Sisci’s book has a purpose to raise questions and provoke debate rather than to provide final questions and this “Socratic” approach endows it with an even more important power to delve deeper into the chaotic and complex Chinese image which even Chinese scholars find hard to understand.

Some of the major questions that the book is dealing with are

  1. What is China? How do we understand China today?
  2. How will China be in the future?
  3. What are the consequences of China’s rise for the future of the global order and the West?

Sisci’s book is marvelously complemented by Evan Osnos book, “The age of ambition”. We are entering an age of ambition, of unrivaled ambition. Thanks to president Xi every Chinese could have a dream and this is a clear characteristic of this new era.

China is a moving target whose moving trajectory outside observers fail to predict. When an outside observer captures a moving target and starts to analyze it s/he misses the timing. The observer is looking at a snapshot while the target is now at a completely different place and time. Think for instance of Tokyo and Beijing. Tokyo has combined modernity with tradition. China, at least until this very moment cannot combine both. For all the sake of modernity China has sacrificed her classical traditional culture and the government is now looking to re-inspire some of the older classical values of China because it has understood that material growth is not a panacea.

To make things more “scientific” and less abstract, as social scientists enjoy reading data, instead of abstract speculation, perhaps one can also look at Lian Xiaoshan’s introduction of the three faces of China:

  1. Statistical China. China in numbers.
  2. Online China. Social networks.
  3. Daily China.

The statistical China is CPC’s public diplomacy tool. The numbers about economic growth, disposable income, expectancy of life and literacy all attest to CPC’s successful governance. Online China reflects the worries of the people and shows much distress and discontent with reality. It also includes the ideological and political debates. Finally daily China is the “bread and butter” China. It is about the everyday life of the Chinese people.

However no analysis on the metamorphosis of China can be complete if we do not address the question of “Chineseness”. Who is Chinese? How can we define “Chineseness”?

What is Chinese? Answering to this question, Sisci The word in English has no correspondence in Chinese. In Tang/ Ming dynasties Chinese were called huaren. Civilized People. You behaved like a Chinese. You don’t necessarily look or speak Chinese but you behave with “Chineseness”. “Hu” named people have some kind of ancient Persian ancestry and thus the identity of Chineseness was cosmopolitan and cultural instead of ethnic and racial. Then the term tianxia – everything that stays under heaven – was used, again referring to the Civilized world. Then Matteo Ricci re-used zhongguoren. He was the first to officially re-introduce the term when he drew a map for emperor Wan Li. So China now is in search of identity, but historically this identity has been cultural and cosmopolitan, instead of national or ethnic.

Will this identity crisis drive China towards a revolution? Hard to predict.
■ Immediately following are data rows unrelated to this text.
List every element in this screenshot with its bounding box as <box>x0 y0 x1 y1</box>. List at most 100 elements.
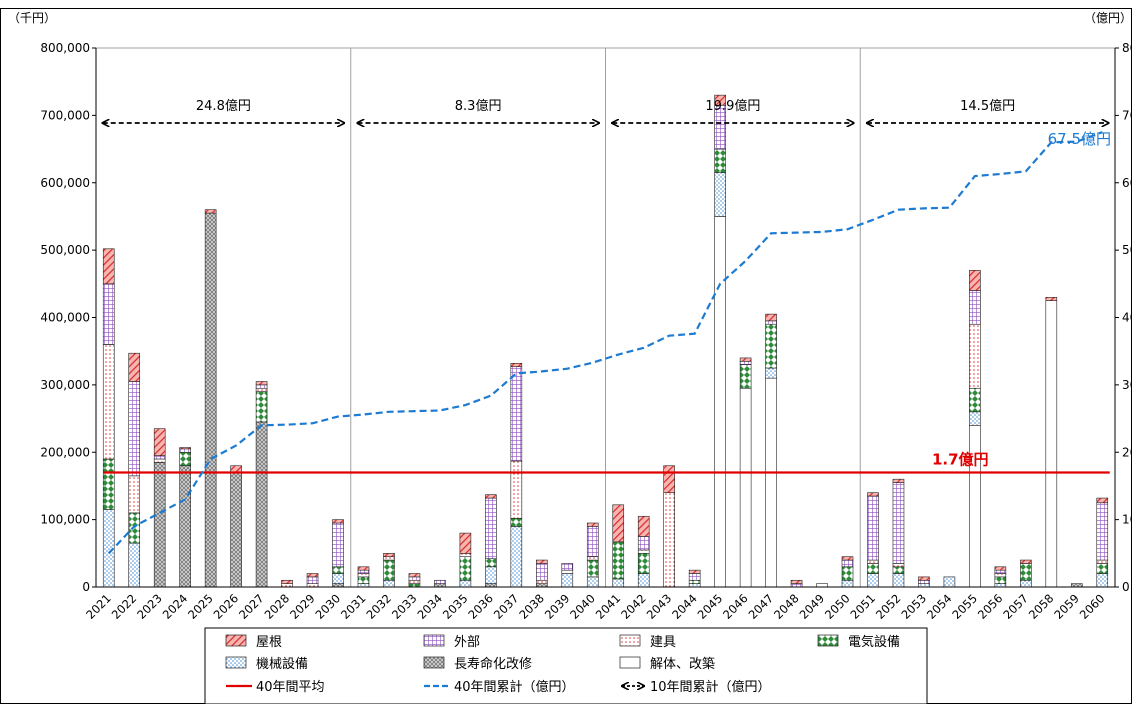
bar-segment <box>434 583 446 588</box>
bar-segment <box>485 494 497 499</box>
bar-segment <box>918 576 930 581</box>
right-tick-label: 50 <box>1122 243 1132 257</box>
bar-segment <box>179 448 191 453</box>
bar-segment <box>1070 583 1083 588</box>
bar-segment <box>765 320 777 325</box>
bar-segment <box>485 583 497 588</box>
bar-segment <box>586 522 599 527</box>
bar-segment <box>128 352 141 382</box>
legend-swatch <box>225 634 247 647</box>
right-tick-label: 70 <box>1122 108 1132 122</box>
bar-segment <box>383 559 395 581</box>
bar-segment <box>765 313 777 322</box>
bar-segment <box>688 579 701 584</box>
bar-segment <box>230 472 242 588</box>
bar-segment <box>969 290 981 325</box>
bar-segment <box>1020 559 1032 564</box>
bar-segment <box>357 566 370 571</box>
bar-segment <box>255 384 268 389</box>
bar-segment <box>153 458 166 463</box>
bar-segment <box>536 579 548 584</box>
bar-segment <box>637 573 650 588</box>
legend-label: 機械設備 <box>256 656 308 672</box>
bar-segment <box>204 212 217 588</box>
bar-segment <box>357 583 370 588</box>
legend-label: 電気設備 <box>848 634 900 650</box>
bar-segment <box>892 482 905 564</box>
bar-segment <box>943 576 956 588</box>
bar-segment <box>306 576 319 584</box>
bar-segment <box>383 556 395 561</box>
bar-segment <box>306 573 319 578</box>
bar-segment <box>153 462 166 588</box>
right-tick-label: 0 <box>1122 580 1130 594</box>
left-tick-label: 500,000 <box>40 243 90 257</box>
bar-segment <box>459 532 472 554</box>
right-axis-unit: （億円） <box>1084 11 1132 25</box>
bar-segment <box>714 94 726 106</box>
bar-segment <box>892 566 905 574</box>
legend-swatch <box>817 634 839 647</box>
bar-segment <box>1045 296 1058 301</box>
right-tick-label: 80 <box>1122 41 1132 55</box>
bar-segment <box>637 536 650 551</box>
legend-swatch <box>423 634 445 647</box>
bar-segment <box>892 478 905 483</box>
bar-segment <box>408 573 421 578</box>
bar-segment <box>867 559 879 564</box>
bar-segment <box>841 579 854 588</box>
bar-segment <box>434 579 446 584</box>
bar-segment <box>663 492 675 588</box>
bar-segment <box>536 583 548 588</box>
legend-label: 40年間平均 <box>256 680 325 695</box>
bar-segment <box>969 270 981 291</box>
bar-segment <box>1020 563 1032 581</box>
bar-segment <box>994 583 1007 588</box>
bar-segment <box>357 569 370 574</box>
bar-segment <box>102 248 115 285</box>
bar-segment <box>459 579 472 588</box>
bar-segment <box>459 556 472 581</box>
decade-label: 8.3億円 <box>455 98 502 114</box>
bar-segment <box>841 559 854 568</box>
bar-segment <box>128 512 141 544</box>
bar-segment <box>102 458 115 510</box>
bar-segment <box>892 563 905 568</box>
bar-segment <box>994 566 1007 571</box>
bar-segment <box>688 573 701 581</box>
left-tick-label: 100,000 <box>40 513 90 527</box>
bar-segment <box>688 583 701 588</box>
legend-label: 長寿命化改修 <box>454 656 532 672</box>
bar-segment <box>179 447 191 450</box>
bar-segment <box>255 421 268 588</box>
left-axis: 0 100,000 200,000 300,000 400,000 500,000 600,… <box>40 41 97 594</box>
bar-segment <box>485 566 497 584</box>
bar-segment <box>1096 563 1109 574</box>
decade-arrows: 24.8億円 8.3億円 19.9億円 14.5億円 <box>103 98 1109 123</box>
bar-segment <box>128 475 141 514</box>
bar-segment <box>892 573 905 588</box>
bar-segment <box>536 559 548 564</box>
cumulative-line <box>107 131 1103 555</box>
bar-segment <box>383 579 395 588</box>
bar-segment <box>994 569 1007 574</box>
legend-swatch <box>225 656 247 669</box>
bar-segment <box>510 526 523 588</box>
bar-segment <box>179 451 191 467</box>
bar-segment <box>357 573 370 578</box>
decade-label: 24.8億円 <box>196 98 251 114</box>
bar-segment <box>1020 579 1032 588</box>
legend-label: 40年間累計（億円） <box>454 679 575 695</box>
average-label: 1.7億円 <box>932 450 989 468</box>
bar-segment <box>790 583 803 588</box>
bar-segment <box>510 460 523 519</box>
bar-segment <box>281 583 293 588</box>
bar-segment <box>739 357 752 362</box>
legend-label: 解体、改築 <box>650 657 715 672</box>
bar-segment <box>765 323 777 369</box>
bar-segment <box>332 566 344 574</box>
legend-box <box>204 627 928 704</box>
left-tick-label: 600,000 <box>40 176 90 190</box>
bar-segment <box>637 515 650 537</box>
bar-segment <box>688 569 701 574</box>
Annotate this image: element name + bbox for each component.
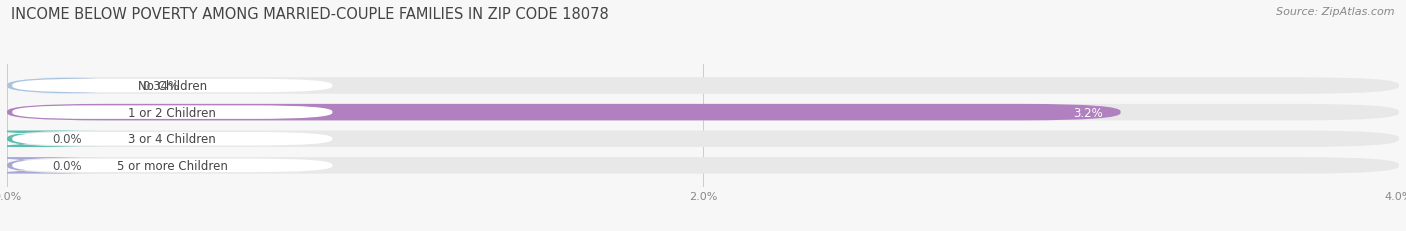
Text: Source: ZipAtlas.com: Source: ZipAtlas.com [1277,7,1395,17]
FancyBboxPatch shape [13,132,332,146]
Text: 0.34%: 0.34% [143,80,180,93]
Text: 3 or 4 Children: 3 or 4 Children [128,133,217,146]
FancyBboxPatch shape [13,79,332,93]
FancyBboxPatch shape [13,106,332,119]
Text: INCOME BELOW POVERTY AMONG MARRIED-COUPLE FAMILIES IN ZIP CODE 18078: INCOME BELOW POVERTY AMONG MARRIED-COUPL… [11,7,609,22]
FancyBboxPatch shape [7,104,1121,121]
Text: No Children: No Children [138,80,207,93]
FancyBboxPatch shape [7,78,1399,94]
Text: 0.0%: 0.0% [52,133,82,146]
Text: 5 or more Children: 5 or more Children [117,159,228,172]
FancyBboxPatch shape [0,158,104,174]
FancyBboxPatch shape [0,131,104,147]
FancyBboxPatch shape [7,78,125,94]
FancyBboxPatch shape [7,104,1399,121]
FancyBboxPatch shape [13,159,332,172]
FancyBboxPatch shape [7,158,1399,174]
Text: 0.0%: 0.0% [52,159,82,172]
Text: 3.2%: 3.2% [1073,106,1104,119]
FancyBboxPatch shape [7,131,1399,147]
Text: 1 or 2 Children: 1 or 2 Children [128,106,217,119]
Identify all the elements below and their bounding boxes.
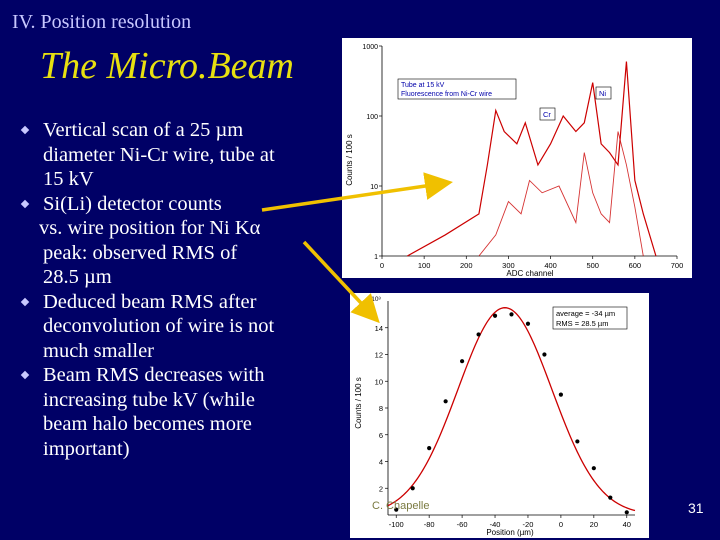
- data-point: [624, 510, 629, 515]
- spectrum-x-axis-label: ADC channel: [506, 269, 553, 278]
- data-point: [492, 313, 498, 318]
- spectrum-series-line: [406, 61, 657, 257]
- bullet-diamond-icon: [20, 125, 30, 135]
- position-y-tick-label: 6: [379, 431, 383, 440]
- spectrum-legend-line-2: Fluorescence from Ni-Cr wire: [401, 91, 492, 98]
- average-label: average = -34 µm: [556, 309, 615, 318]
- spectrum-x-tick-label: 200: [460, 261, 473, 270]
- bullet-item: Beam RMS decreases with increasing tube …: [20, 363, 332, 461]
- spectrum-chart: 0 100 200 300 400 500 600 700 1 10 100 1000 Counts …: [345, 44, 683, 278]
- position-x-tick-label: -100: [389, 520, 404, 529]
- bullet-diamond-icon: [20, 199, 30, 208]
- spectrum-y-tick-label: 1000: [362, 44, 378, 51]
- position-axes: -100 -80 -60 -40 -20 0 20 40 2 4 6 8 10 12 14: [375, 301, 635, 529]
- position-scan-plot: -100 -80 -60 -40 -20 0 20 40 2 4 6 8 10 12 14 x10³ Cou…: [350, 293, 649, 538]
- bullet-item: Vertical scan of a 25 µm diameter Ni-Cr …: [20, 118, 332, 192]
- position-y-axis-label: Counts / 100 s: [354, 377, 363, 429]
- gaussian-fit-curve: [387, 307, 636, 512]
- bullet-line: deconvolution of wire is not: [43, 315, 275, 337]
- data-point: [575, 439, 580, 444]
- cr-peak-label: Cr: [543, 110, 551, 119]
- position-series: [387, 307, 636, 515]
- position-x-axis-label: Position (µm): [486, 528, 534, 537]
- bullet-diamond-icon: [20, 370, 30, 380]
- spectrum-axes: 0 100 200 300 400 500 600 700 1 10 100 1000: [362, 44, 683, 270]
- data-point: [460, 359, 465, 364]
- position-x-tick-label: -40: [490, 520, 501, 529]
- bullet-line: Vertical scan of a 25 µm: [43, 119, 244, 141]
- data-point: [591, 466, 596, 471]
- position-legend-box: [552, 306, 628, 330]
- bullet-line: Beam RMS decreases with: [43, 364, 265, 386]
- position-y-tick-label: 12: [375, 351, 383, 360]
- position-y-tick-label: 4: [379, 458, 383, 467]
- spectrum-x-tick-label: 100: [418, 261, 431, 270]
- bullet-item: Deduced beam RMS after deconvolution of …: [20, 290, 332, 364]
- cr-label-box: [539, 107, 556, 121]
- ni-label-box: [595, 86, 612, 100]
- footer-author: C. Chapelle: [372, 500, 430, 512]
- rms-label: RMS = 28.5 µm: [556, 319, 608, 328]
- data-point: [542, 352, 547, 357]
- bullet-item: Si(Li) detector counts vs. wire position…: [20, 192, 332, 290]
- spectrum-series: [406, 61, 657, 257]
- bullet-line: important): [43, 437, 130, 460]
- spectrum-legend-line-1: Tube at 15 kV: [401, 82, 445, 89]
- bullet-line: 15 kV: [43, 168, 94, 190]
- data-point: [509, 312, 514, 317]
- bullet-line: much smaller: [43, 339, 155, 362]
- position-x-tick-label: -20: [523, 520, 534, 529]
- bullet-line: beam halo becomes more: [43, 413, 252, 435]
- ni-peak-label: Ni: [599, 89, 606, 98]
- position-y-tick-label: 10: [375, 377, 383, 386]
- spectrum-y-tick-label: 1: [374, 254, 378, 261]
- bullet-line: 28.5 µm: [43, 266, 112, 288]
- position-x-tick-label: 20: [590, 520, 598, 529]
- spectrum-y-tick-label: 100: [366, 114, 378, 121]
- position-y-tick-label: 2: [379, 484, 383, 493]
- slide-title: The Micro.Beam: [40, 45, 294, 87]
- data-point: [443, 399, 448, 404]
- page-number: 31: [688, 500, 704, 516]
- data-point: [525, 321, 531, 326]
- position-x-tick-label: -60: [457, 520, 468, 529]
- spectrum-plot: 0 100 200 300 400 500 600 700 1 10 100 1000 Counts …: [342, 38, 692, 278]
- spectrum-x-tick-label: 400: [544, 261, 557, 270]
- y-exponent-label: x10³: [368, 296, 381, 303]
- spectrum-y-axis-label: Counts / 100 s: [345, 134, 354, 186]
- bullet-line: increasing tube kV (while: [43, 388, 255, 411]
- bullet-line: peak: observed RMS of: [43, 241, 238, 264]
- data-point: [410, 486, 415, 491]
- data-point: [476, 332, 481, 337]
- spectrum-x-tick-label: 500: [586, 261, 599, 270]
- spectrum-legend-box: [397, 78, 517, 100]
- data-point: [427, 446, 432, 451]
- data-point: [394, 507, 399, 512]
- bullet-line: diameter Ni-Cr wire, tube at: [43, 143, 275, 166]
- spectrum-x-tick-label: 700: [671, 261, 684, 270]
- position-x-tick-label: -80: [424, 520, 435, 529]
- position-x-tick-label: 40: [623, 520, 631, 529]
- data-point: [558, 392, 563, 397]
- spectrum-x-tick-label: 0: [380, 261, 384, 270]
- spectrum-x-tick-label: 600: [629, 261, 642, 270]
- position-y-tick-label: 14: [375, 324, 383, 333]
- data-point: [608, 495, 613, 500]
- spectrum-y-tick-label: 10: [370, 184, 378, 191]
- spectrum-series-line: [478, 131, 644, 257]
- bullet-line: Deduced beam RMS after: [43, 290, 257, 313]
- section-title: IV. Position resolution: [12, 11, 192, 33]
- position-y-tick-label: 8: [379, 404, 383, 413]
- bullet-line: vs. wire position for Ni Kα: [39, 217, 261, 239]
- bullet-list: Vertical scan of a 25 µm diameter Ni-Cr …: [20, 118, 332, 461]
- spectrum-x-tick-label: 300: [502, 261, 515, 270]
- bullet-line: Si(Li) detector counts: [43, 192, 222, 215]
- position-x-tick-label: 0: [559, 520, 563, 529]
- bullet-diamond-icon: [20, 297, 30, 306]
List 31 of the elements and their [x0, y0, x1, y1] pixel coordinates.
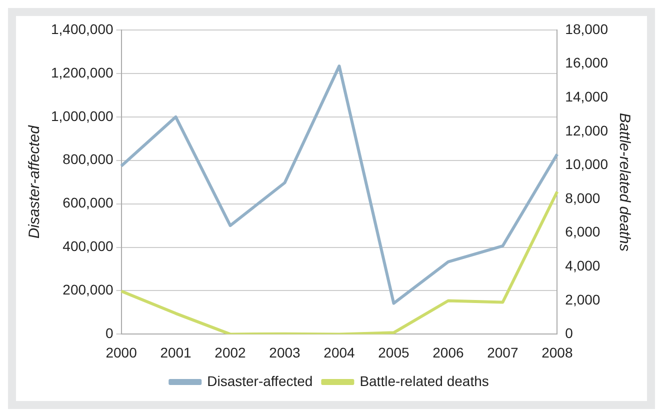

But we should keep in mind that this is the richest and most successful period of time in China’s history. Never before Chinese people have had so many opportunities. Huge changes happened in a few decades. How should we take China? As a problem or as a solution for the global order? In Sisci’s word, we should be optimistic: let’s engage with China as a partner, facing together the massive changes brought by globalization.